It’s good to be right, but not always. “I told you so” isn’t always a great career move.
A guy I know predicts his department reorganization is going to fail. He’s pretty sure he knows what’s wrong and what should be done. He’s not saying anything about it to his managers, though, because he wants to wait for the failure to happen, first. Then he’s going to propose a solution.
This is a friend of mine, so if that sounds critical, I’m not writing it correctly. I think he’s right.
He’s the same guy I posted about in April who was told he took “too much ownership” in his job. That was a complaint, surprisingly, not praise. So I have to be sympathetic when he wants more than just “I told you so.” He wants the manager position, not just being right. And he recognizes that his chances are better if things fall apart first, without him having predicted that. Let the problems run their course.
How are you doing in your company? Do you have team members waiting, perhaps even hoping, for things to fail?
The problem you mentioned could have been caused by a wrong business system.An unclear KPI system is a bad promise for the employee efforts. No-one wants to do more for the better company if they have nothing.
And It will be worse when a passion employee know he could do better than his manager.

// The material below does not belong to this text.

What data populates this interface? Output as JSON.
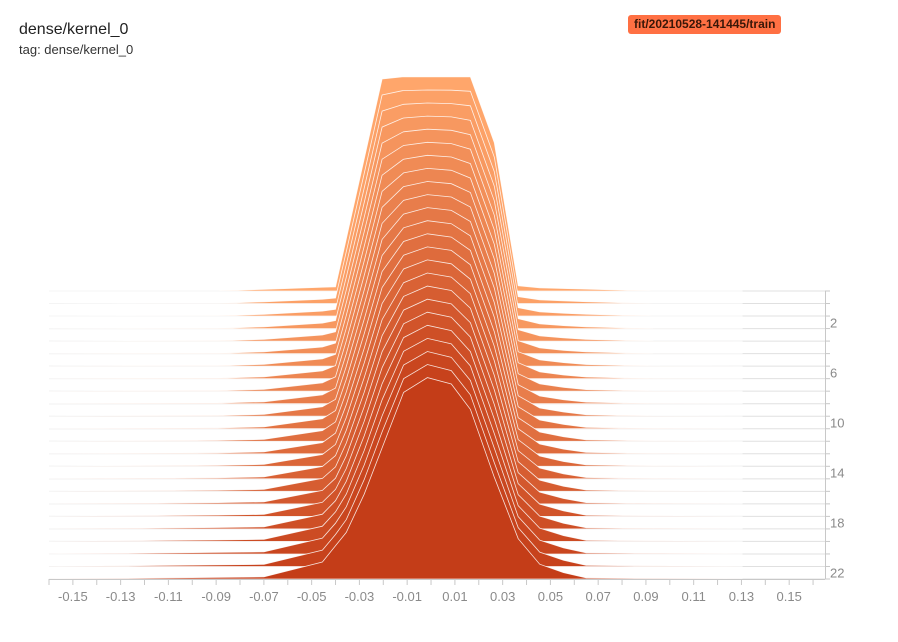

Ironically I wrote about this idea in a different context a couple of weeks ago:
A very similar thing happened to me in my last job. I was not in the IT department, but with my strong technology background I could see many problems with how things were run there. I spoke up to my boss about it to warn him about the risk of data loss and he essentially told me to mind my own business. Needless to say there was an event where a bunch of colleagues and I (including the president of the company) lost all their archived emails, and another in which the web server crashed and data was lost. The IT director was eventually fired but not after significant asset loss for the company.